2 – Abre-te Sésamo (Raul Seixas)
A arte da capa é simples e até meio tosca (eu já disse isso hoje?). Mostra Raul todo de branco, na Praia de Ipanema, com o volume das calças talvez mais aparente do que deveria. Mas não foi esse o disco que me fez conhecer o outro lado de Raul além dos sucessos “Gitá/Ouro de Tolo/Tente Outra Vez” e afins. Foi uma coletânea chamada “A arte de Raul Seixas”, que eu delicadamente roubei de uma tia. Apesar de ser uma coletânea havia ali algumas canções menos conhecidas que me fizeram empinar as orelhas para o baiano. Daí passei a comprar tudo dele, e naquela época as Lojas Americanas vendiam quase todo seu catálogo (eita saudade disso). Numa dessas comprei “Abre-te sésamo”, que tem pouquíssimos sucessos, mas uma sucessão (pegou o trocadilho?) de músicas boas – as mais conhecidas são “Rock das Aranha”, especialmente pela regravação do Ultraje a Rigor (cujo vocalista se transforma cada vez mais em triste figura) e “Aluga-se”, notadamente pela versão dos Titãs.
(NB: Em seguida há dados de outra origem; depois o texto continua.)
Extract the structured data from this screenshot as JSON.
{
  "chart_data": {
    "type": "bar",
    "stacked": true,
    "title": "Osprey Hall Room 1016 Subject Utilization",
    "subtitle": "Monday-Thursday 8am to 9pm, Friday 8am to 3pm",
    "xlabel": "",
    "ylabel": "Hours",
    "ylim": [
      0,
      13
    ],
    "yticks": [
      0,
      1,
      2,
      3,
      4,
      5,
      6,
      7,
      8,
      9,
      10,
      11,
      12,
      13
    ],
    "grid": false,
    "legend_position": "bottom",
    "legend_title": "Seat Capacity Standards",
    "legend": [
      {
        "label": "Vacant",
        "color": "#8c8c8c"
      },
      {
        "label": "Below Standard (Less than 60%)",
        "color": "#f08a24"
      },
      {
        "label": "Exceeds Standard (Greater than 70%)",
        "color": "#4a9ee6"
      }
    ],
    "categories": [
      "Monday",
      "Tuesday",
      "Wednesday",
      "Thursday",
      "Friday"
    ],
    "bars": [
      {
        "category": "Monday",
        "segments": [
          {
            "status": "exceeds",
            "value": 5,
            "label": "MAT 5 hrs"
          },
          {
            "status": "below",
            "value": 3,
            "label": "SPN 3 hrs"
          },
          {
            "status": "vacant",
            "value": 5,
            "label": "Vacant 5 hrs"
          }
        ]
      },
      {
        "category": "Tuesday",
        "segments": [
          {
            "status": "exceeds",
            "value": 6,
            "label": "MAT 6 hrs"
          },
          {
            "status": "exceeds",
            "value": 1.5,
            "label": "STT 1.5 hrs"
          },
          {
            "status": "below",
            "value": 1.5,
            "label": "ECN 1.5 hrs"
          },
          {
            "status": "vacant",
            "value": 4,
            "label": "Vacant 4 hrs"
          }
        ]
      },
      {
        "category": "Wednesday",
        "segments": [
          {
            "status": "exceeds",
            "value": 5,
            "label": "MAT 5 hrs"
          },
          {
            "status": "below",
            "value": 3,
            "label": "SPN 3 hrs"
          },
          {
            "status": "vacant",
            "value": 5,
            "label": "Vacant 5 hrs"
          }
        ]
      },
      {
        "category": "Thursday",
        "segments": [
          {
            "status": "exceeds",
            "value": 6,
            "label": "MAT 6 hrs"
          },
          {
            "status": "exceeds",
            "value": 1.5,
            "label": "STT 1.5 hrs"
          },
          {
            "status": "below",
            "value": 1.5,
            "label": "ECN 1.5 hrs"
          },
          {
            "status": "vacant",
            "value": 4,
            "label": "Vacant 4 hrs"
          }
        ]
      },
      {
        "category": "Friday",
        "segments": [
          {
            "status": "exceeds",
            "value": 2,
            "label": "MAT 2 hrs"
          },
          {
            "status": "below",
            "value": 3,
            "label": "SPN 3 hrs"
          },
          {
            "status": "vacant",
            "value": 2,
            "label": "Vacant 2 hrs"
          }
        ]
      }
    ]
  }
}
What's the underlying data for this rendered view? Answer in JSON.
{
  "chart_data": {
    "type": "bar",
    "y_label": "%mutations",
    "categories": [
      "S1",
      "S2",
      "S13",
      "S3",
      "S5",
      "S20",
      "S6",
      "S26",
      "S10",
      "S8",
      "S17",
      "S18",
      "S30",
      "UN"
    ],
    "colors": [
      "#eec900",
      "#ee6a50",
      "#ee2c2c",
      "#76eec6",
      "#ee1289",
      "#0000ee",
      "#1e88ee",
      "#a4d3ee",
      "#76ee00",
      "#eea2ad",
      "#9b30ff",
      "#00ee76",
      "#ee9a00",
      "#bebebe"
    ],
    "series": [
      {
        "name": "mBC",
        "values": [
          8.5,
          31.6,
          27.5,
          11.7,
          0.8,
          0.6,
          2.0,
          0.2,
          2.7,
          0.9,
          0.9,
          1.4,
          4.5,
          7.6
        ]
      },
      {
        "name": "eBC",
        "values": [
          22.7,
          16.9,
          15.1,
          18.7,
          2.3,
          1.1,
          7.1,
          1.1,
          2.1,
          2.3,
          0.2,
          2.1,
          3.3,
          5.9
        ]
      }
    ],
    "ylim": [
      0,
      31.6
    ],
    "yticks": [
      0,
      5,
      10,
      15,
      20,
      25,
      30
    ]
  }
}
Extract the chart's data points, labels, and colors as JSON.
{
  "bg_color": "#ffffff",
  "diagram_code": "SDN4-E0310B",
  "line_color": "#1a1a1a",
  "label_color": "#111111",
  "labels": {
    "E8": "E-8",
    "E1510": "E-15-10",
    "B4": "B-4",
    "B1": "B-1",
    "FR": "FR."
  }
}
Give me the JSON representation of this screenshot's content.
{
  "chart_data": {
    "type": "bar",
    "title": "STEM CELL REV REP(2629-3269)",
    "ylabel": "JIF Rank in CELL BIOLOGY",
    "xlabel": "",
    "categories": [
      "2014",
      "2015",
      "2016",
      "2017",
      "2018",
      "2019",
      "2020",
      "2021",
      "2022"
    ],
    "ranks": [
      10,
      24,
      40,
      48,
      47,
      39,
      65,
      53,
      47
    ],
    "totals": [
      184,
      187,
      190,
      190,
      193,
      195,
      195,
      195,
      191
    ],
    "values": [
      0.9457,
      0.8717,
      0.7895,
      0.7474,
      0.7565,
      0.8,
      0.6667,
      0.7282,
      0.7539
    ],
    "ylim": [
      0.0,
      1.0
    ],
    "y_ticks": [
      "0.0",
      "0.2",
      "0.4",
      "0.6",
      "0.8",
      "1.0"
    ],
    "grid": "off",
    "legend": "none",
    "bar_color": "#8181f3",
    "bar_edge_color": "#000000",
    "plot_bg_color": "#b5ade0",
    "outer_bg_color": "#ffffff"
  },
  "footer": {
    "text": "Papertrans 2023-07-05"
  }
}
O parceiro da vez é Cláudio Roberto, mas há espaço até para um canção de Raul Varella Seixas, o pai de Raul. Imbuído do papel de profeta, Raul chega a fazer na faixa “Anos 80” um diagnóstico da década que mal tinha começado: “Hey, anos 80/ Charrete que perdeu o condutor/ Hey, anos 80/ Melancolia e promessas de amor”. No meio de pérolas como “Baby” e a própria faixa-título, destaca-se para mim a única música que Raul assina sozinho no disco, “Conversa pra boi dormir”, de versos como “Dizem que Deus não quis dar asa à cobra/ Seria um bicho ameaçador/ Mas tem uma peste delas avoando que o diabo fez enquanto Deus marcou”. Não sou lá um cara muito religioso, portanto é irônico que o “profano” e “satanista” Raulzito tenha sido o responsável por me ensinar que “Jota Batista batizou Jesus”, verso inicial da canção e que sempre me vem à mente quando quero relembrar o responsável pelo ato histórico.
3 – Oswaldo Montenegro (Oswaldo Montenegro)
A arte da capa é simples e até meio tosca (designers, onde vocês estavam nessa porra desse ano?!). Ao menos é uma pose não posada, com o artista fazendo o que sabe. Minha relação com Oswaldo é diferente da relação da maioria das pessoas com Oswaldo. Isso porque tenho uma tia, aquela mesma da qual roubei o cd do Raul, que tinha uma relação “luansantanesca” com Oswaldo. Ela era tipo a maior fã do universo, de ouvir disco e chorar, de ir a shows, de tudo (e peço desculpas aos deuses da música por comparar Oswaldo Montenegro com Luan Santana, me referia mais a essa relação de fã meio maluca). Então Oswaldo pra mim entra um pouco no terreno da mitologia, de ver minha tia toda arrumada pra ir ao show, de não poder ir junto porque era muito pequeno, de depois ficar perguntando como foi, que música ele tocou, de ficar ouvindo meu tio tocar suas músicas, enfim, era algo até próximo da magia (e os magos todos louvados sejam!).
Esse disco de 1980 é tão bom que parece um “best of”. Tem “Bandolins”, “Intuição” e “Agonia”, três grandes sucessos da carreira de Oswaldo. Tem a participação de Jane Duboc na belíssima “Ao nosso filho morena”. Tem produção de Liminha e direção artística de Sérgio Cabral (o pai, bom que se diga). E tem “Aquela coisa toda”, uma singela e pungente canção sobre um fim de relação que já chamava minha atenção mesmo quando eu era pequeno e não tinha tido uma puta de uma relação amorosa na minha vida – a não ser com a Mônica, a filha do Maurício de Sousa.